Personal information
- Full name: Robert Matthew Wilson
- Date of birth: 4 October 1945 (age 79)
- Original team(s): Essendon U19s
- Height: 180 cm (5 ft 11 in)
- Weight: 76 kg (168 lb)

Playing career^{1}
- Years: Club / Games (Goals)
- 1966: Essendon / 4 (0)
- ^{1} Playing statistics correct to the end of 1966.

= Bob Wilson (footballer, born 1945) =

Australian rules footballer

Robert Matthew 'Bob' Wilson (born 4 October 1945) is a former Australian rules footballer who played for Essendon in the Victorian Football League (VFL).

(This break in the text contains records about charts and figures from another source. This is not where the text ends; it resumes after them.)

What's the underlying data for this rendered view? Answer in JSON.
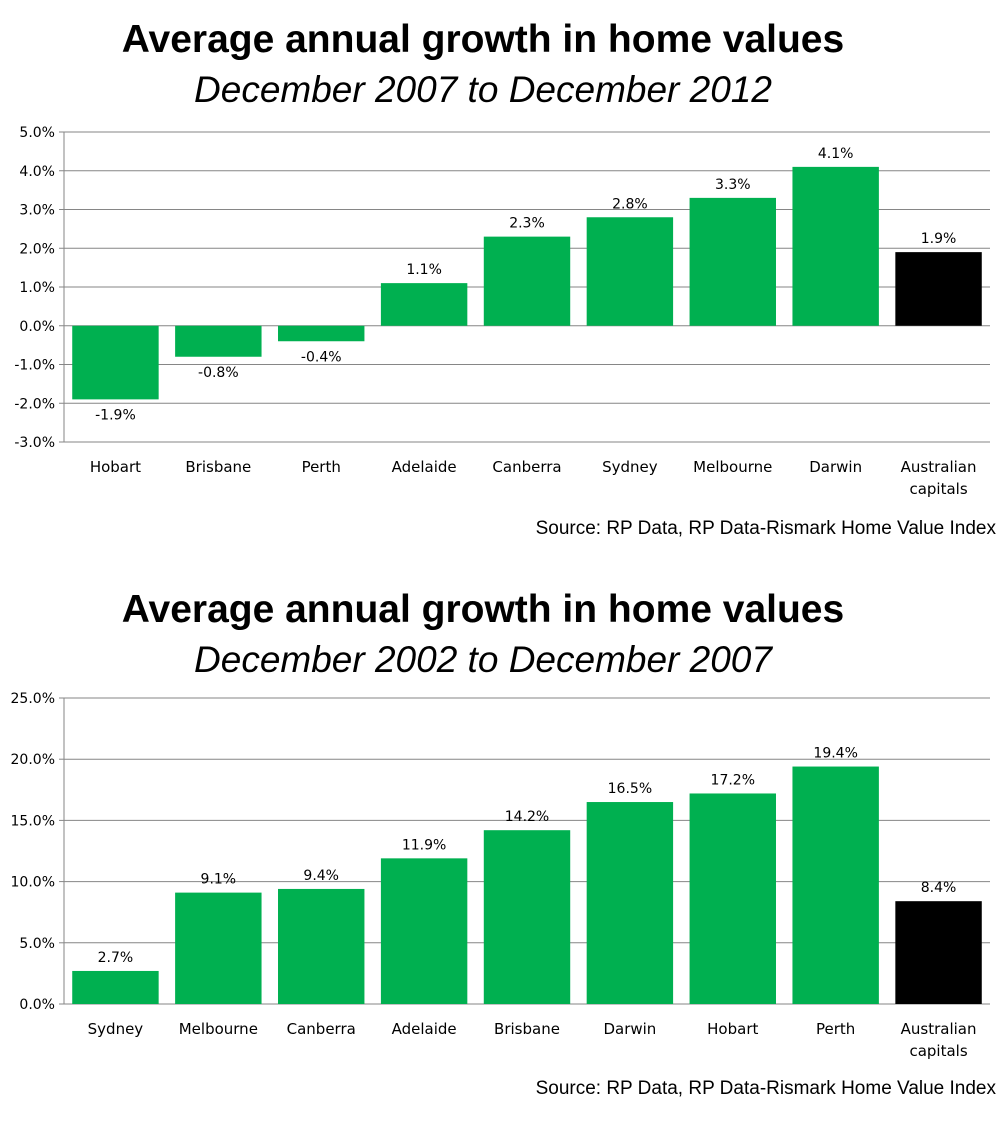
{
  "charts": [
    {
      "title": "Average annual growth in home values",
      "subtitle": "December 2007 to December 2012",
      "source": "Source: RP Data, RP Data-Rismark Home Value Index"
    },
    {
      "title": "Average annual growth in home values",
      "subtitle": "December 2002 to December 2007",
      "source": "Source: RP Data, RP Data-Rismark Home Value Index"
    }
  ],
  "colors": {
    "bar": "#00b050",
    "highlight": "#000000",
    "grid": "#868686"
  },
  "chart_data": [
    {
      "type": "bar",
      "title": "Average annual growth in home values",
      "subtitle": "December 2007 to December 2012",
      "categories": [
        "Hobart",
        "Brisbane",
        "Perth",
        "Adelaide",
        "Canberra",
        "Sydney",
        "Melbourne",
        "Darwin",
        "Australian capitals"
      ],
      "values": [
        -1.9,
        -0.8,
        -0.4,
        1.1,
        2.3,
        2.8,
        3.3,
        4.1,
        1.9
      ],
      "data_labels": [
        "-1.9%",
        "-0.8%",
        "-0.4%",
        "1.1%",
        "2.3%",
        "2.8%",
        "3.3%",
        "4.1%",
        "1.9%"
      ],
      "highlight_index": 8,
      "ylim": [
        -3,
        5
      ],
      "yticks": [
        "-3.0%",
        "-2.0%",
        "-1.0%",
        "0.0%",
        "1.0%",
        "2.0%",
        "3.0%",
        "4.0%",
        "5.0%"
      ],
      "ytick_values": [
        -3,
        -2,
        -1,
        0,
        1,
        2,
        3,
        4,
        5
      ],
      "grid": true,
      "xlabel": "",
      "ylabel": ""
    },
    {
      "type": "bar",
      "title": "Average annual growth in home values",
      "subtitle": "December 2002 to December 2007",
      "categories": [
        "Sydney",
        "Melbourne",
        "Canberra",
        "Adelaide",
        "Brisbane",
        "Darwin",
        "Hobart",
        "Perth",
        "Australian capitals"
      ],
      "values": [
        2.7,
        9.1,
        9.4,
        11.9,
        14.2,
        16.5,
        17.2,
        19.4,
        8.4
      ],
      "data_labels": [
        "2.7%",
        "9.1%",
        "9.4%",
        "11.9%",
        "14.2%",
        "16.5%",
        "17.2%",
        "19.4%",
        "8.4%"
      ],
      "highlight_index": 8,
      "ylim": [
        0,
        25
      ],
      "yticks": [
        "0.0%",
        "5.0%",
        "10.0%",
        "15.0%",
        "20.0%",
        "25.0%"
      ],
      "ytick_values": [
        0,
        5,
        10,
        15,
        20,
        25
      ],
      "grid": true,
      "xlabel": "",
      "ylabel": ""
    }
  ]
}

Wilson played his early football at the Essendon Under-19s before being loaned to Brunswick in the Victorian Football Association (VFA). He was then returned to Essendon and made his senior debut in 1966. He made four appearances in the 1966 VFL season, all of which Essendon won, but spent most of his time in the reserves where he won their Best and Fairest. Wilson spent the next two seasons back at Brunswick before being appointed captain-coach of Tasmanian club Scottsdale in 1969. He steered the club to three NTFA premierships and to a Tasmanian State Premiership in 1973.

He left Scottsdale after the 1976 season and then captain-coached Ringarooma. He also had a stint as coach of NWFU club Latrobe.